GDSが独禁法違反?欧州委が調査開始-AmadeusとSabre対象、潔白主張

  • 2018年11月27日(火)

 欧州委員会(EC)はこのほど、アマデウスとセーバーを対象に独占禁止法違反の有無について公式な調査を開始したと公表した。ECによると、調査はGDS2社が航空会社や旅行会社と結んでいる契約を対象としており、その契約のうち特定の条項が欧州域内での競争を制限している可能性があると見ているという。トラベルポートは対象に名を連ねていない。

  ECの発表文では、一部の条項が「航空会社や旅行会社が他の航空券流通サービスを利用することを制限している可能性があり、それにより新規参入を困難にし、さらに航空会社にとっては流通コストの上昇に繋がり、結果として消費者が支払う航空運賃に添加される」と指摘。

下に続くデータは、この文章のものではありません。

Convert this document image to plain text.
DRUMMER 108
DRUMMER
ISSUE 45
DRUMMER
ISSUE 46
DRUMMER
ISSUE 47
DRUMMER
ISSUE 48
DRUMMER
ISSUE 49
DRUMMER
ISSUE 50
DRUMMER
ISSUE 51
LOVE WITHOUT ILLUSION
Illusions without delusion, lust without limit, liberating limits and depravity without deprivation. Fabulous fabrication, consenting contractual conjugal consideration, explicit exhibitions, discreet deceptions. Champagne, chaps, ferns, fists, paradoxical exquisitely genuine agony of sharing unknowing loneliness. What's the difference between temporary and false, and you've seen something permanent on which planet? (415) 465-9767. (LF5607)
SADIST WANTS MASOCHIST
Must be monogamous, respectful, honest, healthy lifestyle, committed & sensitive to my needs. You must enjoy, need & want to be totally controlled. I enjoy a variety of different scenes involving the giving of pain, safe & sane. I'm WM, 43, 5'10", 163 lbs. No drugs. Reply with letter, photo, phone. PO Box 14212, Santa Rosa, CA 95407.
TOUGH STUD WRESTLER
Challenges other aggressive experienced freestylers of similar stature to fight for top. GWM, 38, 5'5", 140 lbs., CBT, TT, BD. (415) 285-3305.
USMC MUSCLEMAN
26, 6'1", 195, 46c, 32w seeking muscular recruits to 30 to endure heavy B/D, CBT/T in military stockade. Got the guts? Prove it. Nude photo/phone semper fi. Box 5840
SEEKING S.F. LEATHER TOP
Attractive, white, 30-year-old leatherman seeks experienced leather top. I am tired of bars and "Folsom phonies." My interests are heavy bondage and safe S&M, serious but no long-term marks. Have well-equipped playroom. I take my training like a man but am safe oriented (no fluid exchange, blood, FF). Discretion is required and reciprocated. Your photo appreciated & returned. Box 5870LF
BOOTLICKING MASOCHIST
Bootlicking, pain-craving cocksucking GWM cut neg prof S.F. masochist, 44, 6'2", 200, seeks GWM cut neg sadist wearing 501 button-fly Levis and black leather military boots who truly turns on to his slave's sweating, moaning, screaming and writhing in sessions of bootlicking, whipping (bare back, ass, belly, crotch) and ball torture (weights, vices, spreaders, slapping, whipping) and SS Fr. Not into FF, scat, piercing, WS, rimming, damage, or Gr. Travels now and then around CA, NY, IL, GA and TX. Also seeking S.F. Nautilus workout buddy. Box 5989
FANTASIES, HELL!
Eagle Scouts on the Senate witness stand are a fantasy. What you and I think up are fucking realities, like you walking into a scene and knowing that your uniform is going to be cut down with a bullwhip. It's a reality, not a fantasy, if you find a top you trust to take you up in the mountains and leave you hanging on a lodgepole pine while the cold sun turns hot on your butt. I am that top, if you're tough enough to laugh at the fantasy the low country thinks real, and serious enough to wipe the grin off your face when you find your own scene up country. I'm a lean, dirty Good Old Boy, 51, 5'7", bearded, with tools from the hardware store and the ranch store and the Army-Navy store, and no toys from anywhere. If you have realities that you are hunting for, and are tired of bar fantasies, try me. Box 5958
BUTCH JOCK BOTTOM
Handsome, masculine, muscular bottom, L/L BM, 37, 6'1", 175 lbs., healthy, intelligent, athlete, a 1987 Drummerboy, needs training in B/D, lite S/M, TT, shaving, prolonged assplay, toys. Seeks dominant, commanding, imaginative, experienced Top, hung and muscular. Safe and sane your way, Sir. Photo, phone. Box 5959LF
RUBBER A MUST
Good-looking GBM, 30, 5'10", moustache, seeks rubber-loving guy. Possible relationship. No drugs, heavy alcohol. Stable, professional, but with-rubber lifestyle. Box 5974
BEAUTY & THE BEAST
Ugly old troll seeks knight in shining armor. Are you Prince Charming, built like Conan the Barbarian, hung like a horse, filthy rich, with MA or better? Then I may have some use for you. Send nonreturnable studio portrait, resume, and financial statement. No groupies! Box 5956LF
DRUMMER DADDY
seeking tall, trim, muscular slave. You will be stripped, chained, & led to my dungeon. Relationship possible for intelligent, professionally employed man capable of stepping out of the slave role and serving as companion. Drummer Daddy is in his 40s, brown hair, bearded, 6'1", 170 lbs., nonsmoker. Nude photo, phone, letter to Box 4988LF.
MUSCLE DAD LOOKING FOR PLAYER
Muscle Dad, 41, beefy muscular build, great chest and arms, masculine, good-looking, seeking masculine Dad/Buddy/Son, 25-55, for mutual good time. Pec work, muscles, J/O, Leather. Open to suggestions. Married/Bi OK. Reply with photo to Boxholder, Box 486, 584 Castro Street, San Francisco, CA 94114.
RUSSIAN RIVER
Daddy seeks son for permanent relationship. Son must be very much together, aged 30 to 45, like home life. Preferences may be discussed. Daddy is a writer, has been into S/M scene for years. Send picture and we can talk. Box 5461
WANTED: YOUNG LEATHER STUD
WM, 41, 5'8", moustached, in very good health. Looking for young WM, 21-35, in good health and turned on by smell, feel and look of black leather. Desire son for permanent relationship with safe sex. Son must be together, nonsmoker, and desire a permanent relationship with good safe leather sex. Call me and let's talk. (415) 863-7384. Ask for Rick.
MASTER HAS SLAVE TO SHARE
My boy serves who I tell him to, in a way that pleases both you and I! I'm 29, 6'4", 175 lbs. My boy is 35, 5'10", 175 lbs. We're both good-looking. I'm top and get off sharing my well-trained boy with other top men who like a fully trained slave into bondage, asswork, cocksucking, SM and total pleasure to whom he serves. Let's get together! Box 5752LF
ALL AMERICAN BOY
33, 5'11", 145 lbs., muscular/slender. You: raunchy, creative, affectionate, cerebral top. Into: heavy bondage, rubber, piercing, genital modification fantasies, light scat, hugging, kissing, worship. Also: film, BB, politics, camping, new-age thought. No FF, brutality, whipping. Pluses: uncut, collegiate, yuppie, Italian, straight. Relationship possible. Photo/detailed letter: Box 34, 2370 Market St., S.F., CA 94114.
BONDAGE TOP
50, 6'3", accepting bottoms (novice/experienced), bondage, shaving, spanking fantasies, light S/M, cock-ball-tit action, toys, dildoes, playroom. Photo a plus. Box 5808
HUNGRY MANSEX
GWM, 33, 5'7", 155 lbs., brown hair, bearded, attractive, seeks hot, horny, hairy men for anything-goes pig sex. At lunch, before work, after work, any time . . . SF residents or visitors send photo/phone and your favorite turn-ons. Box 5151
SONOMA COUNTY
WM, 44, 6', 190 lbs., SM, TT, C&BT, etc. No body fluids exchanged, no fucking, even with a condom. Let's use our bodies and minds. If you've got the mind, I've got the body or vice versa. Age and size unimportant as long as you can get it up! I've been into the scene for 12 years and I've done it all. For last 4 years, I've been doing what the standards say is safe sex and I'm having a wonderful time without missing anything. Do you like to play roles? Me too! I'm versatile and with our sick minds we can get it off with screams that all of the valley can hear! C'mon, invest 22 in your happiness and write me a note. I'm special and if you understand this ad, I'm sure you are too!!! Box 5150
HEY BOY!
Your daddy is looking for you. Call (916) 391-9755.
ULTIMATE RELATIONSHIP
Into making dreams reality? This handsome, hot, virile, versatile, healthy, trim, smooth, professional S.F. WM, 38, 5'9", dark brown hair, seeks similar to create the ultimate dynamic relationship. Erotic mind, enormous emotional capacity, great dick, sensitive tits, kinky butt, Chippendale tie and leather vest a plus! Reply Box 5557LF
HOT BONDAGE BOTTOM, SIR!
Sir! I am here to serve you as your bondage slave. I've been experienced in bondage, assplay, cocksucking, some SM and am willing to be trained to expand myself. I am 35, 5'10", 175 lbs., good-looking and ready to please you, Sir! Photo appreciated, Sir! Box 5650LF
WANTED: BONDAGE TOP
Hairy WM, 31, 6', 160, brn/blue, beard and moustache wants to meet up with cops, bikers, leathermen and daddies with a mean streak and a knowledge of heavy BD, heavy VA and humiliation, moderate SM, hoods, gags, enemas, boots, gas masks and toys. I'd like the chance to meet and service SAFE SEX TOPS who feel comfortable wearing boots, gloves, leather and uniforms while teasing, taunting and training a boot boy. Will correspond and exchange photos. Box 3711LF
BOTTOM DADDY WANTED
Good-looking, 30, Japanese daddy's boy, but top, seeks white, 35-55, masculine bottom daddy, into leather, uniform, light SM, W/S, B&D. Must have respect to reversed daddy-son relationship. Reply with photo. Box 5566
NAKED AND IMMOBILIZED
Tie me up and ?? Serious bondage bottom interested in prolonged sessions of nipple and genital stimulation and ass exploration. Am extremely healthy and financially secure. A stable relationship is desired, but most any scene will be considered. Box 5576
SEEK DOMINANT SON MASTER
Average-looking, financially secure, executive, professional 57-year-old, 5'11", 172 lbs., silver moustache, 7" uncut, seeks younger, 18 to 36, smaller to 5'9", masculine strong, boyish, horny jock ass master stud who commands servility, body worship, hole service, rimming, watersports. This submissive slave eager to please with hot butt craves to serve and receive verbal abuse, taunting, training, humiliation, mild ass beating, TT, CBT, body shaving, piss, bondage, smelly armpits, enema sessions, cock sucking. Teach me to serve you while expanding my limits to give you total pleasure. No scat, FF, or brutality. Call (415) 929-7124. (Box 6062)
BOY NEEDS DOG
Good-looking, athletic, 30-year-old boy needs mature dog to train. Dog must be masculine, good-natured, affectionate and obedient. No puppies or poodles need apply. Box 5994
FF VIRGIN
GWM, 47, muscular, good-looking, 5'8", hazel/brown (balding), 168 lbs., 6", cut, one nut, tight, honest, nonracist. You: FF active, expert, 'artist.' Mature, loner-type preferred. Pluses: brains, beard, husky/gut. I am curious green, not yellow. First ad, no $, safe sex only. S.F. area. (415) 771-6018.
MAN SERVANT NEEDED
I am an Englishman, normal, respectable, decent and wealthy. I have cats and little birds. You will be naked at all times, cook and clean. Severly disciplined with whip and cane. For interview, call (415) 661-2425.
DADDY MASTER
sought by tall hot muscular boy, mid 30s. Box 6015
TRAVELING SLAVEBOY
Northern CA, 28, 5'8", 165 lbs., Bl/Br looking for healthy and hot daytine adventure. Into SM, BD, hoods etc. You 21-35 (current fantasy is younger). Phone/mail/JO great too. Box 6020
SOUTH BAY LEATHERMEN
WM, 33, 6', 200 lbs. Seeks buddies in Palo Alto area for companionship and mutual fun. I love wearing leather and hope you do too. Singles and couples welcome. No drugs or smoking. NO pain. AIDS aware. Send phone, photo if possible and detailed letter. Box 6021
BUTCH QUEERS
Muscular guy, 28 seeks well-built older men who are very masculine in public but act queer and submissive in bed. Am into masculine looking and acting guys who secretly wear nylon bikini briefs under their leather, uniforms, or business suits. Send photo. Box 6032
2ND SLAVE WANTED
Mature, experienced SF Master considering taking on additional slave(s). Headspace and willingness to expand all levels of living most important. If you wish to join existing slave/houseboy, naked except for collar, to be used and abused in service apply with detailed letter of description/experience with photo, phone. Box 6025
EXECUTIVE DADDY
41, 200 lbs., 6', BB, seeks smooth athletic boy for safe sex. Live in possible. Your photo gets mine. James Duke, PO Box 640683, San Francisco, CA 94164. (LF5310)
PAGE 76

 そのうえで、調査は優先事項として徹底的に進める一方、調査を開始したからといってその結果を予め見通しているわけではないとも説明している。調査期間は未定という。

 ECの発表に対して、アマデウスとセーバーはそれぞれウェブサイト上に声明を掲載。両社とも調査への全面的な協力を表明するとともに、調査によってむしろ自社の商慣行が正しいことが確認されると強調している。

 なお、セーバーの声明は「フルコンテンツ契約(full content agreements)」または「パリティ条項(parity clauses)」の正当性を主張しており、ECの発表文には具体的な記述はないものの、この点が争点となっている可能性がある。

 これらの条項は、航空会社がGDSと契約して航空券の流通をしようとした時に、直販を含めて当該航空会社が持つあらゆるチャネルと同じ内容、運賃額を提供することを約束させるもので、この要求を受け入れた航空会社にはセグメントフィーを減免しているという。パリティ条項はホテルとBooking.comやExpediaなどとの契約にも盛り込まれ、過去には同じくECが問題視したことがある。